Sunday, June 5, 2016

#Book #Review #Promo. . .Charcoal Joe #BookBoost


About the Book

Picking up where Rose Gold left off in L.A. in the late 1960s, Ezekiel “Easy” Rawlins finds his life in transition. He’s ready to—finally—propose to his girlfriend, Bonnie Shay, and start a life together. And he’s taken the money he got from the Rose Gold case and has, together with two partners, started a new detective agency. But, inevitably, a case gets in the way: Easy’s friend Mouse introduces him to Rufus Tyler, a very old man everyone calls Charcoal Joe. Joe’s friend’s son, Seymour (young, bright, top of his class at Stanford), has been arrested and charged with the murder of a white man from Redondo Beach. Rufus tells Easy he will pay and pay well to see his nephew exonerated, but seeing as how Seymour was literally found standing over the man’s dead body at his cabin home and the racially charged motives behind it, that might prove to be a tall order.

Between his new company, a heart that should be broken but is not, a whole raft of new bad guys on his tail, and a bad odor that surrounds Charcoal Joe, Easy has his hands full, his horizons askew, and a life in shambles on the ground around his feet.



M & J’s Review


I must admit, it’s been many moons since I’ve read an Easy Rawlins mystery. With the writing style of Mosley, one thing is for certain—reading an Easy mystery takes a certain rhythm, and once you move with the beat of the words, the dance is breathtaking!

Ezekiel “Easy” Rawlins has matured as a character, as well as in his current life standing. He’s in a good place and for good reason. He’s finally going to take the plunge and propose to his girlfriend, Bonnie Shay—a woman who sets his soul and being on fire. Not only is his love life in order, he and his two cronies have set up a new detective agency, WRENS-L. It’s a combination of his and his partners’ names. Very clever indeed. But, of course, as Easy knows all too well, life doesn’t always turn out the way we plan it.

When Mouse, a childhood friend, comes knocking on his door, firecrackers, smoke and red flags went to popping and waving, which was a sure sign that Easy should have just looked the other way, but this was Mouse coming to him with a proposition that Easy couldn’t afford to walk away from.

As in the true fashion of Easy and this being the 1960s Los Angeles, once he begins to investigate a young man named Seymour’s alleged murder wrap, everything Easy thought he knew turns a bit upside down. Not only is his own life put on hold, he had to interrupt his daughter, Feather’s life, in order to guarantee that she and he would live to see another day. So what does a man in Easy’s position do? He calls upon a man he trusts more than himself, Fearless. Fearless provides not only hired muscle to handle all the sinister characters Easy comes across; he is a true confidante for Easy to talk to. The more Easy delves into all the shady people trying to ruin Seymour’s young hopeful chances, the more Easy is left feeling uneasy.

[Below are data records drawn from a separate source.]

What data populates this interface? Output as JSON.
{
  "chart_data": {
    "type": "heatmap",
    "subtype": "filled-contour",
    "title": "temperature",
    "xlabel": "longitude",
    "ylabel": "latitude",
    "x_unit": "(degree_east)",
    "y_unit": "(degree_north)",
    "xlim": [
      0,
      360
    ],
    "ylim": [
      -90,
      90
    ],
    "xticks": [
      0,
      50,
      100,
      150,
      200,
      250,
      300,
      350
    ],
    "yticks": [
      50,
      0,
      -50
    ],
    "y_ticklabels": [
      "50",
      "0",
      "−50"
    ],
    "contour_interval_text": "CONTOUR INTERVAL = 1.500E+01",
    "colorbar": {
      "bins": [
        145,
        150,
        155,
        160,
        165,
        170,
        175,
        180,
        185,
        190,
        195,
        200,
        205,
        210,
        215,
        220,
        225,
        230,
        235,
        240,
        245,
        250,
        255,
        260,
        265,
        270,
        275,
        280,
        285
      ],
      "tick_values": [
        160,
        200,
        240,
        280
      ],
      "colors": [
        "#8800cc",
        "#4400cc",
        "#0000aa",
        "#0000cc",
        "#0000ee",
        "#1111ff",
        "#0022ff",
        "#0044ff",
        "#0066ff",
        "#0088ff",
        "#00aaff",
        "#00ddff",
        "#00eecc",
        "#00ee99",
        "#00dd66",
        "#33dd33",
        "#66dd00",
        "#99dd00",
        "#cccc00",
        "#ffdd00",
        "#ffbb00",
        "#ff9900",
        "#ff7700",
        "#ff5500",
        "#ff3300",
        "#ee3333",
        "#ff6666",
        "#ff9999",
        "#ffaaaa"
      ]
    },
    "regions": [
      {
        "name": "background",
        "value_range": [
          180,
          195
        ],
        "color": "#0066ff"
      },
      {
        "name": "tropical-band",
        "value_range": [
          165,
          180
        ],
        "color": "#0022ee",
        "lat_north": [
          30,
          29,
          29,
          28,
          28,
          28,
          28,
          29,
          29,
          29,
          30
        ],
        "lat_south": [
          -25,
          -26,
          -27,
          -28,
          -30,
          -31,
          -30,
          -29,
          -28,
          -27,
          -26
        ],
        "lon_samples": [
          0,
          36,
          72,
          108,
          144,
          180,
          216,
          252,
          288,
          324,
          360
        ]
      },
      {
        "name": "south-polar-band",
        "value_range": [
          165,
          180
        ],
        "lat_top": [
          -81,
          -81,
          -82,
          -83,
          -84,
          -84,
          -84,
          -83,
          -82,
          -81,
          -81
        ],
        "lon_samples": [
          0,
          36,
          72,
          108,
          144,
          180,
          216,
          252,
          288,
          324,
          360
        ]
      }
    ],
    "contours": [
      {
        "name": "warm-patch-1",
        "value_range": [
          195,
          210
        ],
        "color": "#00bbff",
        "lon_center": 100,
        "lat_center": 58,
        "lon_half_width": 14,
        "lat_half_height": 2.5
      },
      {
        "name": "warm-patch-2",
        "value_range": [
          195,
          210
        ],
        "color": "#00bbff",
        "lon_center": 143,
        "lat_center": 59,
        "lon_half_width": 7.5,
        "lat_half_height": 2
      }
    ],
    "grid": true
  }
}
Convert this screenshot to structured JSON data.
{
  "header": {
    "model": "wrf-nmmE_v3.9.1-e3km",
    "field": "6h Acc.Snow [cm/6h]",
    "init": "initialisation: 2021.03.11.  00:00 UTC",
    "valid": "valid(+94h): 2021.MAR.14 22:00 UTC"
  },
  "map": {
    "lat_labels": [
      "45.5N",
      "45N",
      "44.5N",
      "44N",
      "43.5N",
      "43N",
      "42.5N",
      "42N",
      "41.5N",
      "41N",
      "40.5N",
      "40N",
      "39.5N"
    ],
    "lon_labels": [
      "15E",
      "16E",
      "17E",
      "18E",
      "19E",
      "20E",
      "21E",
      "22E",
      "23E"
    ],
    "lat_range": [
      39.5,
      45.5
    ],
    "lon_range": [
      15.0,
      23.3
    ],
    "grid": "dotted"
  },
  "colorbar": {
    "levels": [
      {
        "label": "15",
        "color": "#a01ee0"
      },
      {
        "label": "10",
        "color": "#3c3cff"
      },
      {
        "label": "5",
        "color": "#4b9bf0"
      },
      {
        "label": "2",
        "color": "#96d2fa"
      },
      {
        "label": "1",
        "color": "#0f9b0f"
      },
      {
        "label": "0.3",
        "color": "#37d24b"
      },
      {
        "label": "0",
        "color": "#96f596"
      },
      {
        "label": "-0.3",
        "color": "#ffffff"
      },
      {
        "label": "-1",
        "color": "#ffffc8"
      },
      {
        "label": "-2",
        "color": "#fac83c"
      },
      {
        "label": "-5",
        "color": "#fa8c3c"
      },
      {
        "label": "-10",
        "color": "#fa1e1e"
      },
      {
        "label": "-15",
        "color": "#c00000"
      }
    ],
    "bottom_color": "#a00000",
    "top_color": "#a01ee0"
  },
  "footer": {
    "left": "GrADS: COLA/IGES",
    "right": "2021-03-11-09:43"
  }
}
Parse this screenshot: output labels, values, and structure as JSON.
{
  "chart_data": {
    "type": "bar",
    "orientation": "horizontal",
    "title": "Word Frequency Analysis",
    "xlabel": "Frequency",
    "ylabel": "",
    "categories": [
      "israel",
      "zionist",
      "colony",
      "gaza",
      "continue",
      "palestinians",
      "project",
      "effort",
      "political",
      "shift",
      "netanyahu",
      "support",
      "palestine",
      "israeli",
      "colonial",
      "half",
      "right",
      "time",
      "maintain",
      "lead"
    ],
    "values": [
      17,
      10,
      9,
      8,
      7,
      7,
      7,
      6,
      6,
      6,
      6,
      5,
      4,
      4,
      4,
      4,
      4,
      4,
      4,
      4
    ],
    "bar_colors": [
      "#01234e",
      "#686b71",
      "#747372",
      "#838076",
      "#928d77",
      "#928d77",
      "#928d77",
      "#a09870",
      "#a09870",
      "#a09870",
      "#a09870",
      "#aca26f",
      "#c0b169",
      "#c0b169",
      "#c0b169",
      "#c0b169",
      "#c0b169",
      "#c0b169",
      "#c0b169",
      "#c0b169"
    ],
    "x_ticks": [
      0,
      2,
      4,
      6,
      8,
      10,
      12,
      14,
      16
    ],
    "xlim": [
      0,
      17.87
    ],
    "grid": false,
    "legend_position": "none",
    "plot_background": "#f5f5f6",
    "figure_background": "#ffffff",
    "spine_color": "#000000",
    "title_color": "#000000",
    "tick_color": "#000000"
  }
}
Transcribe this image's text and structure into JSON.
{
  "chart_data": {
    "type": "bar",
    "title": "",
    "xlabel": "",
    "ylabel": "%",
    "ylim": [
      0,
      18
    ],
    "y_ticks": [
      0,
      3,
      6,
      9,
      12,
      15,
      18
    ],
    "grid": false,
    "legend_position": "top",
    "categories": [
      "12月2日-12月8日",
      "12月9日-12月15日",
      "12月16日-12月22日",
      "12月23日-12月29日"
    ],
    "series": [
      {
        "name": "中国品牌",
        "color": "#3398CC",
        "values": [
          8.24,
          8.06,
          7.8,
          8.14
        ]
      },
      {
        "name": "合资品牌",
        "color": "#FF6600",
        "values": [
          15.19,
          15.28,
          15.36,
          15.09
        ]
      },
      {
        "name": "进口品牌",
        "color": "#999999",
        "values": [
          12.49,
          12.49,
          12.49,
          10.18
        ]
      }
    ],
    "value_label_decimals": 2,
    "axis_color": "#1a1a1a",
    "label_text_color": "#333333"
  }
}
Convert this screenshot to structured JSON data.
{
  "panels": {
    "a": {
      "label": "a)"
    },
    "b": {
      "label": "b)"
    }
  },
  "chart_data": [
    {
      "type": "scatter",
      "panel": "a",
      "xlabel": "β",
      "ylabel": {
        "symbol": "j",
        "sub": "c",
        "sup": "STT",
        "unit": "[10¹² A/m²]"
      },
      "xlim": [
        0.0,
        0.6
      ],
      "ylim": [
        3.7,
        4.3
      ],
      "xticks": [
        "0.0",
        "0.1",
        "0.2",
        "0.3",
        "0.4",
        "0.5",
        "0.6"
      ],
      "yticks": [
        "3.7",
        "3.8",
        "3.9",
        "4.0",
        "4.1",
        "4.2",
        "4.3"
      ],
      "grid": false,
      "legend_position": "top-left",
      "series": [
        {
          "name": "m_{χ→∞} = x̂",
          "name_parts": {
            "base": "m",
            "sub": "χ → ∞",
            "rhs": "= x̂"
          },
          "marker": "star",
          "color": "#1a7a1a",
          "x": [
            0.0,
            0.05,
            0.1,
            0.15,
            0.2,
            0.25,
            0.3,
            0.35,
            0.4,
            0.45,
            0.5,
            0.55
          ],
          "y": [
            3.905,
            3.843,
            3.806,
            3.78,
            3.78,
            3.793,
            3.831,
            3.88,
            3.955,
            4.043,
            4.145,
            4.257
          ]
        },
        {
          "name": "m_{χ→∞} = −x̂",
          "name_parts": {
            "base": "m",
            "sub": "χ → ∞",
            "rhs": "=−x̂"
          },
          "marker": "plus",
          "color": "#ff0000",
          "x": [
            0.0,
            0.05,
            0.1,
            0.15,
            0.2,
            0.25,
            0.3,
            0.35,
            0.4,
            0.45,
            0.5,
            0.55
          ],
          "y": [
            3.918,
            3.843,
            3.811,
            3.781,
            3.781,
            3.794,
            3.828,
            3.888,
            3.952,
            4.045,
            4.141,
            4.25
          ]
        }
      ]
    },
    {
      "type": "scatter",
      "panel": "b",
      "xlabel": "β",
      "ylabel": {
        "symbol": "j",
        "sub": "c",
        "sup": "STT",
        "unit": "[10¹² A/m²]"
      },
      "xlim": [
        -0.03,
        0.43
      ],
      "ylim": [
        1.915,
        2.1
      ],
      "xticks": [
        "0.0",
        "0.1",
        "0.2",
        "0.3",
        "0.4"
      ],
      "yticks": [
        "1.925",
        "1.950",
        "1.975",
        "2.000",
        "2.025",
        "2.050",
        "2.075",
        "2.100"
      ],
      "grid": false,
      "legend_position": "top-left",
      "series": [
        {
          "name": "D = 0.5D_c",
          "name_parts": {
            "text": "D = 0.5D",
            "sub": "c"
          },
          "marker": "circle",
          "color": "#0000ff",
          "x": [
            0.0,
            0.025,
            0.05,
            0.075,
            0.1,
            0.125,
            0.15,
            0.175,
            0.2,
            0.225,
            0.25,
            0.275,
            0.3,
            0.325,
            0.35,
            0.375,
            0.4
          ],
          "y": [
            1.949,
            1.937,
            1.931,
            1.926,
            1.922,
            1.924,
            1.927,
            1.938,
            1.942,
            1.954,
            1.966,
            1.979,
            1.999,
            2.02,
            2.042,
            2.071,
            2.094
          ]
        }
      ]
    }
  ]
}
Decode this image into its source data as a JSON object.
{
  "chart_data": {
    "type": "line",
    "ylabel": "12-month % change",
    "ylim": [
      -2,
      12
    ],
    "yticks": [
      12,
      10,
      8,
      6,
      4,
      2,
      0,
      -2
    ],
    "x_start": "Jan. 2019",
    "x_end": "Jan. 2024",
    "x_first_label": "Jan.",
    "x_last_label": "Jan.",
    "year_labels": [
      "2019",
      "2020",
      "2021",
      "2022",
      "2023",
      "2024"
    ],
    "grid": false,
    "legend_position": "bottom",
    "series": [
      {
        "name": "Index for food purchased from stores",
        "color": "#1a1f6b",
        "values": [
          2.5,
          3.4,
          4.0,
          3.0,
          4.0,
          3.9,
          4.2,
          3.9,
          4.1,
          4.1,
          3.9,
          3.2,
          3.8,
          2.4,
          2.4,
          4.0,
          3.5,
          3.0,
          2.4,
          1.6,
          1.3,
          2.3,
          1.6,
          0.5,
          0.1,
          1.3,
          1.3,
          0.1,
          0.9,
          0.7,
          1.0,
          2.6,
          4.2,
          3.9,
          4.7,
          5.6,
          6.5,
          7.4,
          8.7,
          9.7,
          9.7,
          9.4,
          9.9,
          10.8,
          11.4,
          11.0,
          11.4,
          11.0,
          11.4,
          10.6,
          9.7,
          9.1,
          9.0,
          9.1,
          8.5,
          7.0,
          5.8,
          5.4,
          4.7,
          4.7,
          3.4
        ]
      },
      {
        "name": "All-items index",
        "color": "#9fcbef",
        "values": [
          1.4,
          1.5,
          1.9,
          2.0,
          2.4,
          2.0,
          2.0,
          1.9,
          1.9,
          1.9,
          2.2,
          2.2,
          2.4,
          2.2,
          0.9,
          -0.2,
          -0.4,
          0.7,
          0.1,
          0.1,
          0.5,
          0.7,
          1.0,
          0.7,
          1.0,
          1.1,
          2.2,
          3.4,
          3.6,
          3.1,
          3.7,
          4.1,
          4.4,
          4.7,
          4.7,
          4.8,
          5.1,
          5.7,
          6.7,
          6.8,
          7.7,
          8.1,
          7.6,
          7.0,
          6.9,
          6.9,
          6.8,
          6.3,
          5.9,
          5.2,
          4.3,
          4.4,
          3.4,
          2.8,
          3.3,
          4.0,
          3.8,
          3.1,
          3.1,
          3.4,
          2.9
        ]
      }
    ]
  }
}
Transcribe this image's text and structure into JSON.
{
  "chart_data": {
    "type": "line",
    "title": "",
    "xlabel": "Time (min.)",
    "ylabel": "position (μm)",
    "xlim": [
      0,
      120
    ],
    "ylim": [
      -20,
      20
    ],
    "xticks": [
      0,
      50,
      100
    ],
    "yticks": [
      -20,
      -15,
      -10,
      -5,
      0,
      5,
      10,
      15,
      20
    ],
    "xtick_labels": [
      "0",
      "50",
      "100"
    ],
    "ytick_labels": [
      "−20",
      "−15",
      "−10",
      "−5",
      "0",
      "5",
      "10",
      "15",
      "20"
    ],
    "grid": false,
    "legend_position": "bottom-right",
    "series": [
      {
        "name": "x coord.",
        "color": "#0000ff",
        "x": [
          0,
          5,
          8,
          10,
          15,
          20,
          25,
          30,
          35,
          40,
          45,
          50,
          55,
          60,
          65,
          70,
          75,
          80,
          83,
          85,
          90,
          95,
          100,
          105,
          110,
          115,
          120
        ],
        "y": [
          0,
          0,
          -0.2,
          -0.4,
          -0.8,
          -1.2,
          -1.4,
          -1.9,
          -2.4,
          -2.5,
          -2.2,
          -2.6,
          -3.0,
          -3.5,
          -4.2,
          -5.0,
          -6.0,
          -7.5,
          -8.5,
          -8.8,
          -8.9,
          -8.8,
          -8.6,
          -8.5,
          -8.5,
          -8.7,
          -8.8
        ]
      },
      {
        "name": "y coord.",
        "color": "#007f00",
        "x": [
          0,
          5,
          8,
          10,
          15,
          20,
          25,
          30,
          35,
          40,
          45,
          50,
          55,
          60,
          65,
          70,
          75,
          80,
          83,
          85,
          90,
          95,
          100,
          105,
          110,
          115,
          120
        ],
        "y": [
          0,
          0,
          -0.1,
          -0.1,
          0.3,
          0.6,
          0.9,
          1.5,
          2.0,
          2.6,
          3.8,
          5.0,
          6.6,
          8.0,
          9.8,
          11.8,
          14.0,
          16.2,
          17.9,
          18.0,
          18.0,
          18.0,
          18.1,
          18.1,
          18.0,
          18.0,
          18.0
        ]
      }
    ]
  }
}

When the dust settles, there will be dead bodies, diamonds, millions of dollars and mystery left at the doorstep for you, the reader, to open and discover. What did a nineteen-year old have to gain by murdering two mob men in a Malibu beach house? And furthermore, did he do it? If you’re not familiar with Easy Rawlins, you’ll soon discover that “Trouble” is his middle name. Or shall I say, “Trouble” has a way of winding its way straight to Easy’s path. 

This is the fourteenth novel in the Easy Rawlins mystery series. It was boldly written with all the shady and colorful characters that Mosley has eloquently devised and developed throughout the years. I love Easy, Fearless and Mouse. There were even a few new characters introduced that were a true delight to read. Mosley is one of those writers that gives the reader a lot of description, but as he does, your mind’s eye begins to see the movie reel advance, frame by frame and you can’t put the book down afraid of breaking up the visual scene. As with A Devil in a Blue Dress, I’d love to see Charcoal Joe turned into a motion picture film.

Mello & June gives Charcoal Joe five stars and beyond the galaxies. A fantastic, exciting adventure that grabs hold of you from the first page until the last. I know one thing; I’m looking forward to backtracking in the series and catching up with Easy. I see a lot has changed since I last read him. Mosley is a brilliant writer and commands his readers to think and take notice. Charcoal Joe goes on sale June 14, 2016. Mosley never disappoints. Reacquaint yourself with the colorful characters in the Easy Rawlins series. I’m so glad I did. Happy Reading!